En realidad, solo esas siete eran miembros fijos del equipo. El resto simplemente vivían bajo la protección del grupo de Shizi Yue, sin tener derechos sobre las hembras.

—¡Rugidooo! —saludaron las bestias al ver llegar a Shizi Yue.

—Hoy salimos con hembras. La prioridad es el esparcimiento, la cacería es secundaria —dijo Shizi Yue.

—¡Auuuuu!
—¡Chii-chii~! —respondieron con emoción.

Era raro que tuvieran la oportunidad de convivir con hembras, así que una excursión como esta era un lujo.

Shizi Yue lideró a la manada fuera de la ciudad. Bai Yue, aún en sus brazos, miraba a todos lados, cada vez más nerviosa.

Al cruzar la puerta de la ciudad, el mundo cambió repentinamente.

Dentro de la ciudad no crecía ni una brizna de hierba; todo era gris. Pero fuera, la vegetación era abundante, tan densa y verde que la luz apenas pasaba.

A unos 100 metros de la puerta comenzaba un bosque gigantesco, con árboles que llegaban al cielo y bloqueaban el sol. El interior era oscuro como una bestia gigantesca lista para devorar.

Una bruma helada emanaba del bosque, y Bai Yue sintió que la temperatura bajaba varios grados.

Estaba más nerviosa que nunca. En brazos de Shizi Yue, empezó a forcejear, queriendo bajar.

En ese momento, el Hermano Ciervo dejó en el suelo a la niña gordita, se quitó los pantalones y en un instante se transformó en su forma bestial.

Tal como Bai Yue lo había intuido: su cabeza era como la de un ciervo sika, hermosa y tierna. Pero ahora vio con claridad que en realidad era… ¡un canguro!

Tenía un cuerpo gigantesco de más de tres metros de alto, musculoso y vigoroso. Aunque lo cubría pelo, sus músculos resaltaban de forma imponente.

El Hermano Ciervo (mejor dicho, ahora Hermano Canguro) abrió con sus patas delanteras una bolsa en su abdomen, metió los pantalones primero y luego ¡metió dentro a la niña gordita!

Bai Yue abrió los ojos como platos. Su mundo colapsó.

¿¡No se supone que esas bolsas solo las tienen las hembras!?

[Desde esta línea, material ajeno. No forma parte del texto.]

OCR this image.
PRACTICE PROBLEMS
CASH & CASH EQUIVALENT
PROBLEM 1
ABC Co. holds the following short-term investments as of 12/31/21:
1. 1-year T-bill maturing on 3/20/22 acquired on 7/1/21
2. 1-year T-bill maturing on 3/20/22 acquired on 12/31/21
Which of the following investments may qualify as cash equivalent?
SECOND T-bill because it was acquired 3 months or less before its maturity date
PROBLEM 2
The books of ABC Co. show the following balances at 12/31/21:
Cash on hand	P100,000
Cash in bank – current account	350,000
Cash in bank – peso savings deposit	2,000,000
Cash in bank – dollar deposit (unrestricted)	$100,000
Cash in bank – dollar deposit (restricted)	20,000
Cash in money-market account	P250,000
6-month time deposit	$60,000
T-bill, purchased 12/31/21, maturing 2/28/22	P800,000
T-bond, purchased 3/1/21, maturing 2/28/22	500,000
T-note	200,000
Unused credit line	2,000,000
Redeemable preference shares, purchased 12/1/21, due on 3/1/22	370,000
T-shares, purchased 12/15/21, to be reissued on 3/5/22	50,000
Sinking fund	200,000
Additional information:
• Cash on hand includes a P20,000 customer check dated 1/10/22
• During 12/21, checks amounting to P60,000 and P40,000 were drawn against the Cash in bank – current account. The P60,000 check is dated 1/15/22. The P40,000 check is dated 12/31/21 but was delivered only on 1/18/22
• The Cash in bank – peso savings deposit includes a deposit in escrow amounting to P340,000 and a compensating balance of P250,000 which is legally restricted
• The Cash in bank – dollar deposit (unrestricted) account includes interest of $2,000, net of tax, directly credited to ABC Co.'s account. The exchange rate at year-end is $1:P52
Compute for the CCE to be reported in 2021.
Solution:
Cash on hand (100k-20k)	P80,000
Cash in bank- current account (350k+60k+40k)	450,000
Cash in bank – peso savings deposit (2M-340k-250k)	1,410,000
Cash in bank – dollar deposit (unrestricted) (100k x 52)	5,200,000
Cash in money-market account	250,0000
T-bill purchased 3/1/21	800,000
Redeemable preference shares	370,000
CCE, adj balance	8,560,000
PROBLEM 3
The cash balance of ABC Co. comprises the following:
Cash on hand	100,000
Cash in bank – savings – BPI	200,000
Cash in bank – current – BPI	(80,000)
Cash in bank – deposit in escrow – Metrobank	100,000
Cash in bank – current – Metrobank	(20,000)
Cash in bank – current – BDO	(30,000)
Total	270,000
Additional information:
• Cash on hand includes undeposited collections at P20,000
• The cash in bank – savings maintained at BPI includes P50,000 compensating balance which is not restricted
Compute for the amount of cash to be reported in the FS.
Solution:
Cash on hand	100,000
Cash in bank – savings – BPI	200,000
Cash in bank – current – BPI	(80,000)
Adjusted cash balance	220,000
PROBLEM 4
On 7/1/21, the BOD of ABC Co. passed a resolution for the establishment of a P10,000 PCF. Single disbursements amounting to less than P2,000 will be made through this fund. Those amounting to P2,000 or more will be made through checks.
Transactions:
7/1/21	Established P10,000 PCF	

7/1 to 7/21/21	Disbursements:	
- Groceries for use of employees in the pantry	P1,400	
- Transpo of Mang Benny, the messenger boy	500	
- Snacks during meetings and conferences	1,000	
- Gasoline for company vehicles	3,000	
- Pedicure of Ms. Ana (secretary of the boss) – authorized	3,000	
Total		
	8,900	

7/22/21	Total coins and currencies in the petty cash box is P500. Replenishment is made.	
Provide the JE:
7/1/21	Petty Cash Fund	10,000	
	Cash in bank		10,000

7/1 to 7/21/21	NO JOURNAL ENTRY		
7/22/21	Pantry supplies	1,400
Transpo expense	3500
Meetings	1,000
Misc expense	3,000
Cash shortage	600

¿Por qué este macho canguro tiene una bolsa para crías? ¿No me digan que… evolucionaron así para cargar humanos?

La cruda realidad le confirmó su teoría.

En los tiempos antiguos, cuando aún no había ciudades completamente seguras, los hombres bestia tenían muchas dificultades para proteger a las hembras humanas en la selva. Con el tiempo, los canguros evolucionaron, desarrollando bolsas similares a las de las hembras para poder transportar personas.

Por eso, en la actualidad, los canguros bestia eran extremadamente populares. Prácticamente todos los equipos contaban con uno. ¡Eran considerados esenciales para la vida y los viajes!

Y enseguida, Bai Yue vio que el Hermano Canguro se acercaba hacia ella, la tomaba de los brazos y, como si fuera normal, la metía también dentro del marsupio.

Ella quedó apretujada junto con la niña gordita, todavía demasiado aturdida para reaccionar.

Cuando finalmente quiso salir gateando, el movimiento del canguro la lanzó contra las paredes peludas del interior. Quedó tumbada sobre el suave pelaje.

El equipo empezó a correr hacia la selva.